Milei appoints Santiago Bausili to be his Central Bank head

Bausili served as finance secretary during the Macri administration

Javier Milei appointed Santiago Bausili to preside over the Central Bank, the president-elect’s official account on X confirmed on Wednesday. Bausili, former finance secretary during the Macri administration, will take on the role originally earmarked for Emilio Ocampo, a dollarization advocate whom Milei had announced as the next and “last” president of the Central Bank in September. 

Before being appointed, Bausili was working at Anker Latinoamérica, a consulting firm founded by future Economy Minister Luis “Toto” Caputo that has since been dissolved as most of its members will become part of the incoming government.

Speaking to the media assembled outside Milei’s de facto headquarters at the Libertador Hotel, Caputo said on Wednesday that the economic team was “almost” complete. “It’s an enormous effort because we all know that the [economic] inheritance we are receiving, as the president said, is the worst in history,” he added.

A revoked indictment

Following his tenure in the Macri administration, Bausili was indicted for allegedly favoring certain banks through which the government placed debt in 2016 and 2017. 

He was being investigated for choosing Deutsche Bank to issue U.S. dollar-nominated bonds, an operation that carries a commission for the intervening bank.
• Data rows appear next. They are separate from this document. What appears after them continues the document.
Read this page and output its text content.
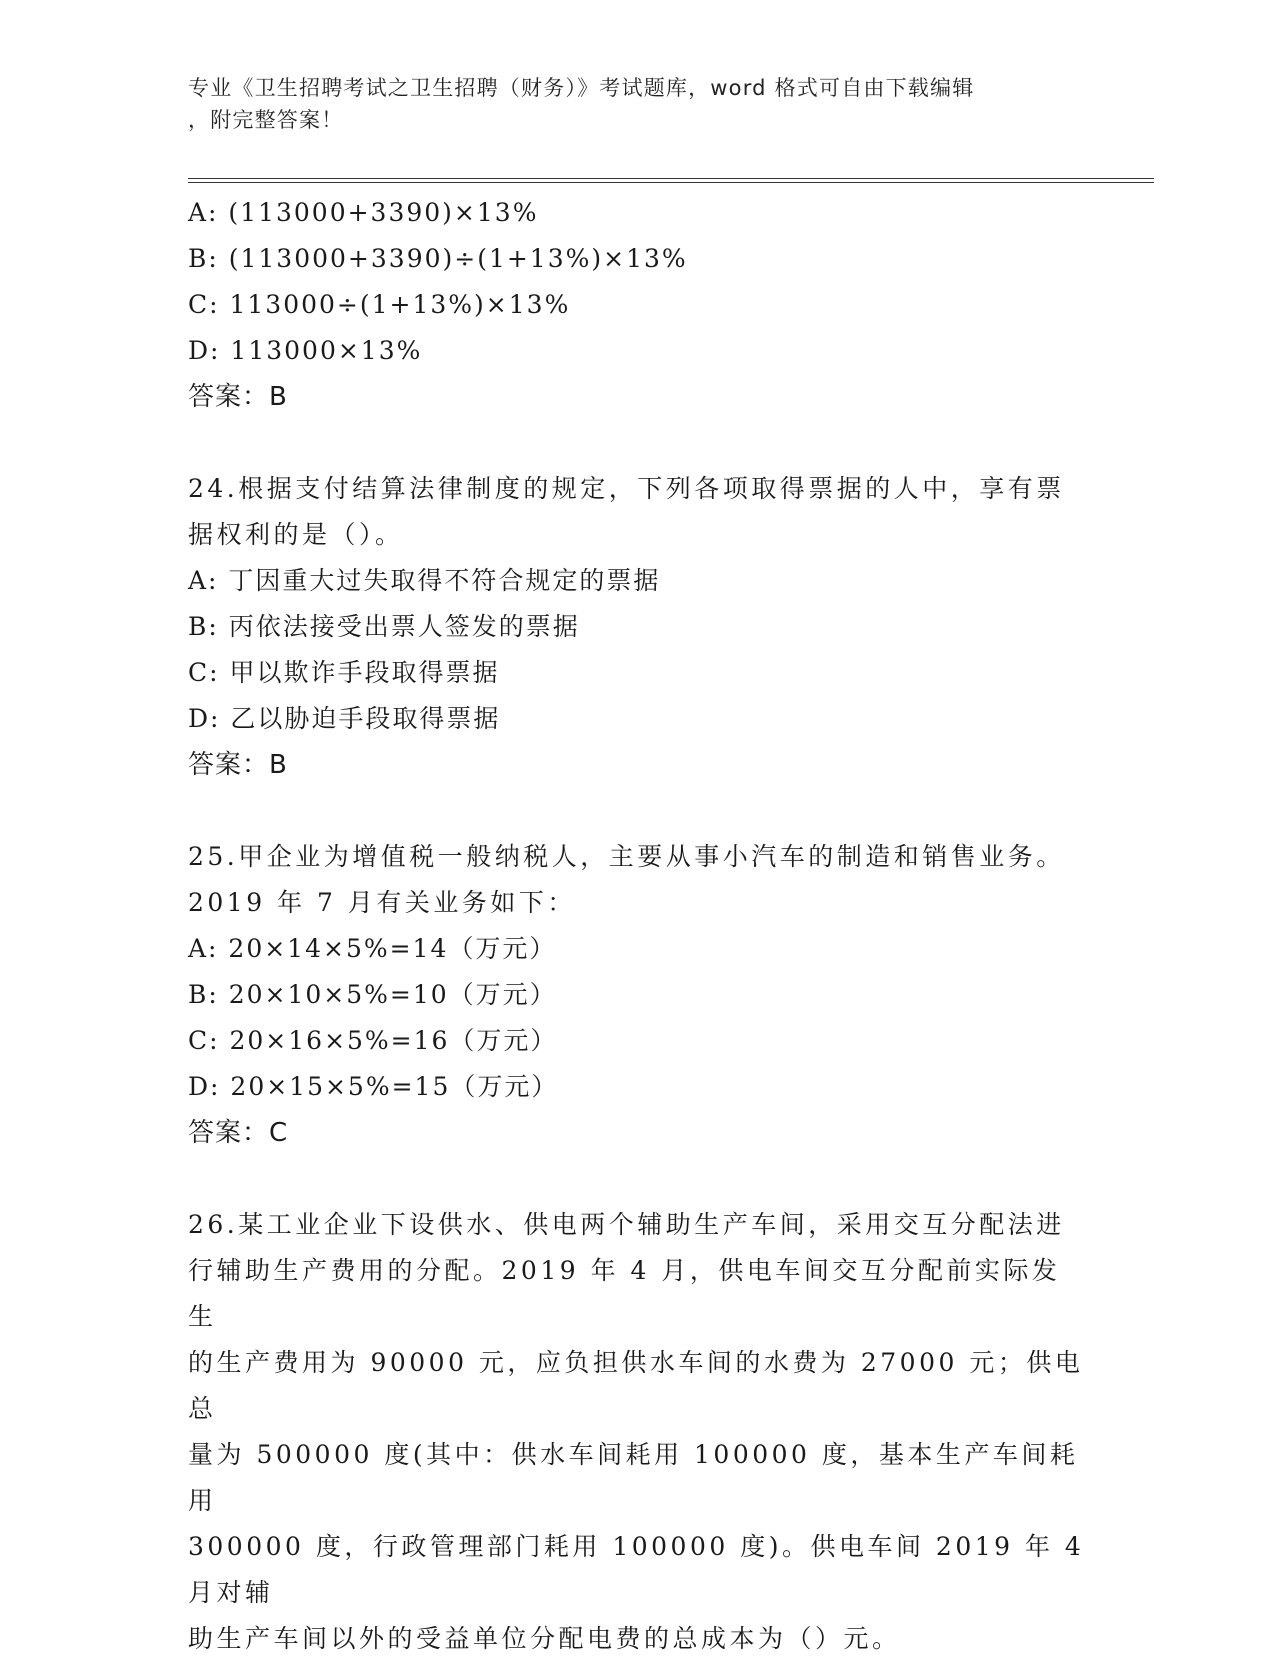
专业《卫生招聘考试之卫生招聘（财务）》考试题库，word 格式可自由下载编辑
，附完整答案！
A: (113000+3390)×13%
B: (113000+3390)÷(1+13%)×13%
C: 113000÷(1+13%)×13%
D: 113000×13%
答案：B
24.根据支付结算法律制度的规定，下列各项取得票据的人中，享有票
据权利的是（）。
A: 丁因重大过失取得不符合规定的票据
B: 丙依法接受出票人签发的票据
C: 甲以欺诈手段取得票据
D: 乙以胁迫手段取得票据
答案：B
25.甲企业为增值税一般纳税人，主要从事小汽车的制造和销售业务。
2019 年 7 月有关业务如下：
A: 20×14×5%=14（万元）
B: 20×10×5%=10（万元）
C: 20×16×5%=16（万元）
D: 20×15×5%=15（万元）
答案：C
26.某工业企业下设供水、供电两个辅助生产车间，采用交互分配法进
行辅助生产费用的分配。2019 年 4 月，供电车间交互分配前实际发生
的生产费用为 90000 元，应负担供水车间的水费为 27000 元；供电总
量为 500000 度(其中：供水车间耗用 100000 度，基本生产车间耗用
300000 度，行政管理部门耗用 100000 度)。供电车间 2019 年 4 月对辅
助生产车间以外的受益单位分配电费的总成本为（）元。
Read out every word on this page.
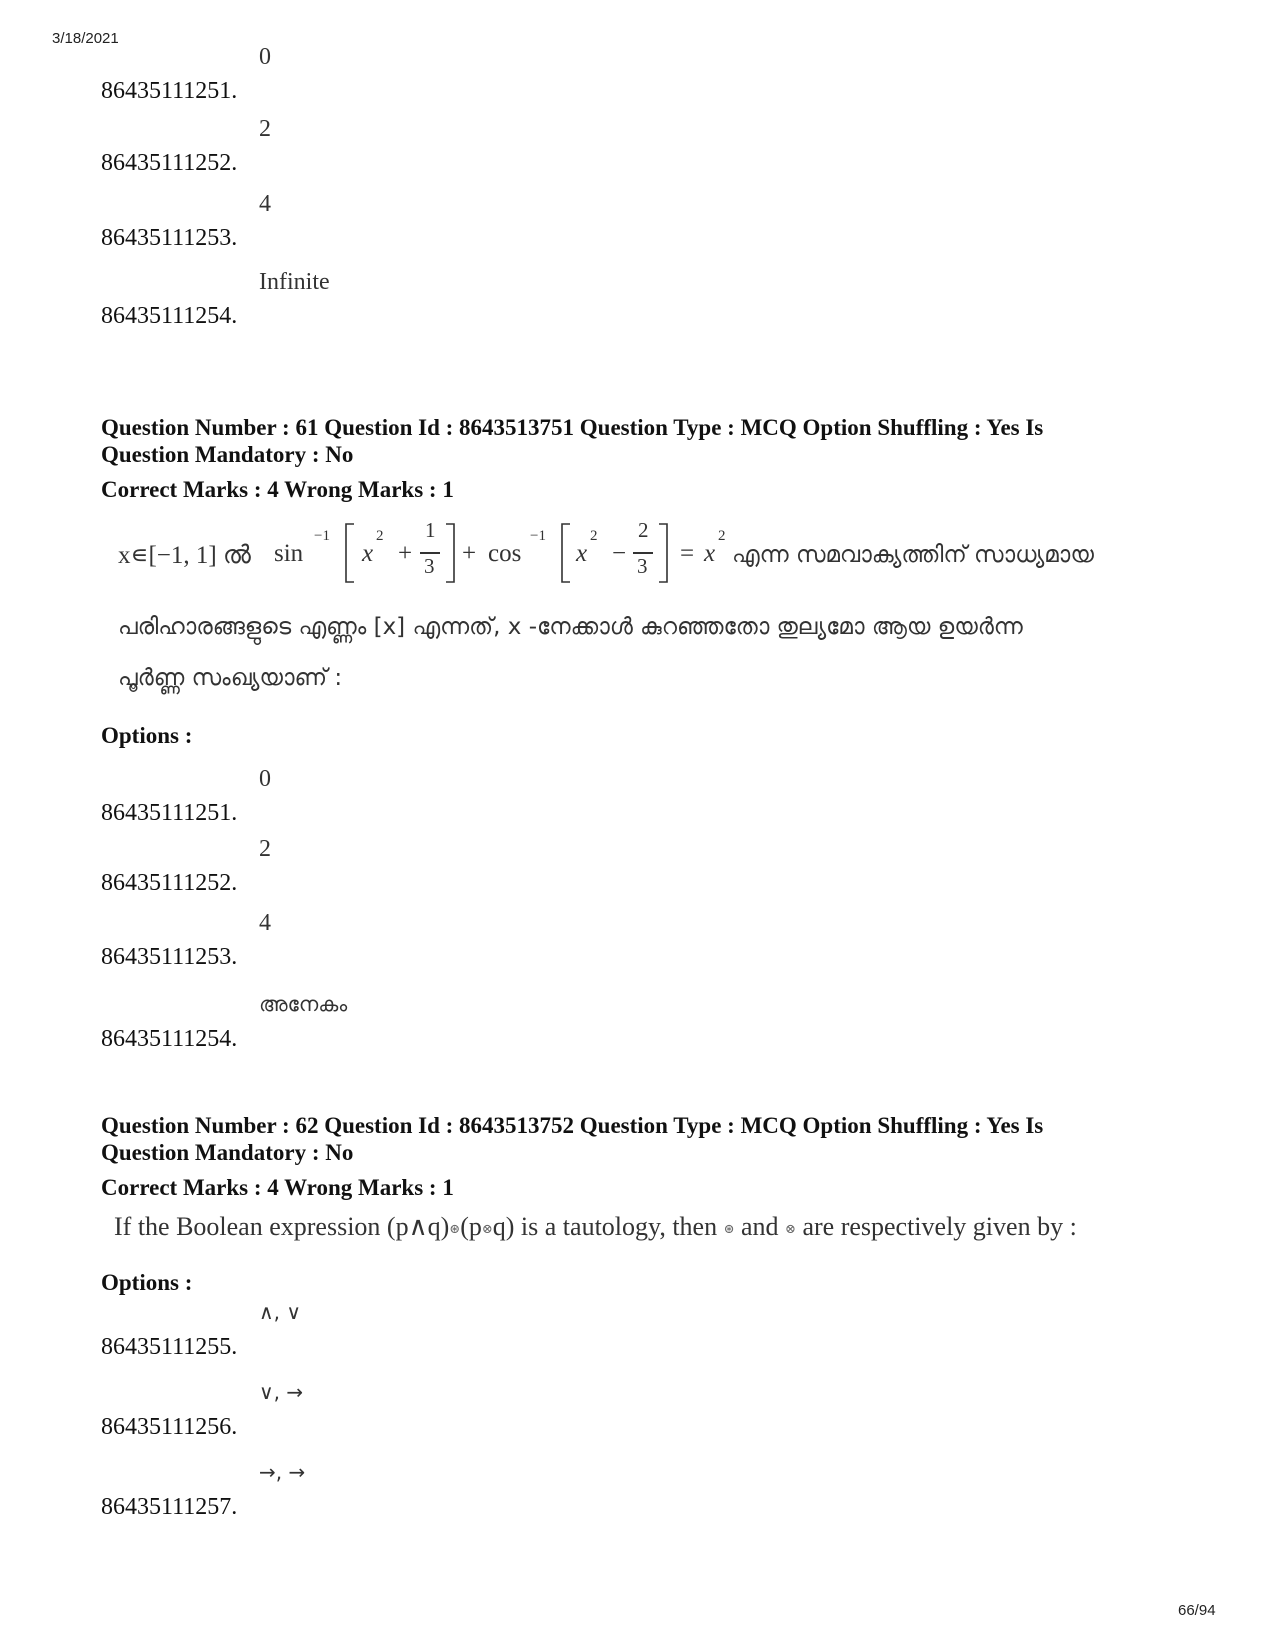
3/18/2021
86435111251.
0
86435111252.
2
86435111253.
4
86435111254.
Infinite
Question Number : 61 Question Id : 8643513751 Question Type : MCQ Option Shuffling : Yes Is
Question Mandatory : No
Correct Marks : 4 Wrong Marks : 1
x∊[−1, 1] ൽ sin
−1
x
2
+
1
3 + cos
−1
x
2
−
2
3 = x
2
എന്ന സമവാക്യത്തിന് സാധ്യമായ
പരിഹാരങ്ങളുടെ എണ്ണം [x] എന്നത്, x -നേക്കാൾ കുറഞ്ഞതോ തുല്യമോ ആയ ഉയർന്ന
പൂർണ്ണ സംഖ്യയാണ് :
Options :
86435111251.
0
86435111252.
2
86435111253.
4
86435111254.
അനേകം
Question Number : 62 Question Id : 8643513752 Question Type : MCQ Option Shuffling : Yes Is
Question Mandatory : No
Correct Marks : 4 Wrong Marks : 1
If the Boolean expression (p∧q)⊛(p⊗q) is a tautology, then ⊛ and ⊗ are respectively given by :
Options :
86435111255.
∧, ∨
86435111256.
∨, →
86435111257.
→, →
66/94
Before becoming Macri’s finance secretary, he was Head of Debt Origination at that bank for eight years. 

On Wednesday, a Buenos Aires City federal court revoked that indictment.  

Bausili studied economics at San Andrés University. Between 1996 and 2007, he was JP Morgan’s director of capital markets and derivatives marketing for Argentina, Chile, and Peru. He also founded a financial services firm called Bunker and worked in Invernea, a business focusing on livestock investments.

Bausili’s appointment and Ocampo’s scrapping seem to indicate that dollarization is no longer on the immediate agenda. A report by Bull Market, a brokerage firm belonging to La Libertad Avanza member Ramiro Marra’s family, has another take on the so-called “Caputo plan.”

According to the document, Caputo would devalue the peso to a value between AR$640 and AR$650 in December and then devalue again in February. The report posits that although Caputo’s plan has “no clear horizon,” dollarization is Milei’s “final destination” and that the future economy minister could be “preparing the ground” for that. 

It concludes that, with Bausili’s appointment, the independence of the Central Bank is no longer on the table.

Wednesday’s communiqué appointed other members of Milei’s cabinet — Daniel Tillard and Darío Wasserman will serve as president and vice-president of the Banco Nación, respectively. Belén Stettler will be Communications Secretary.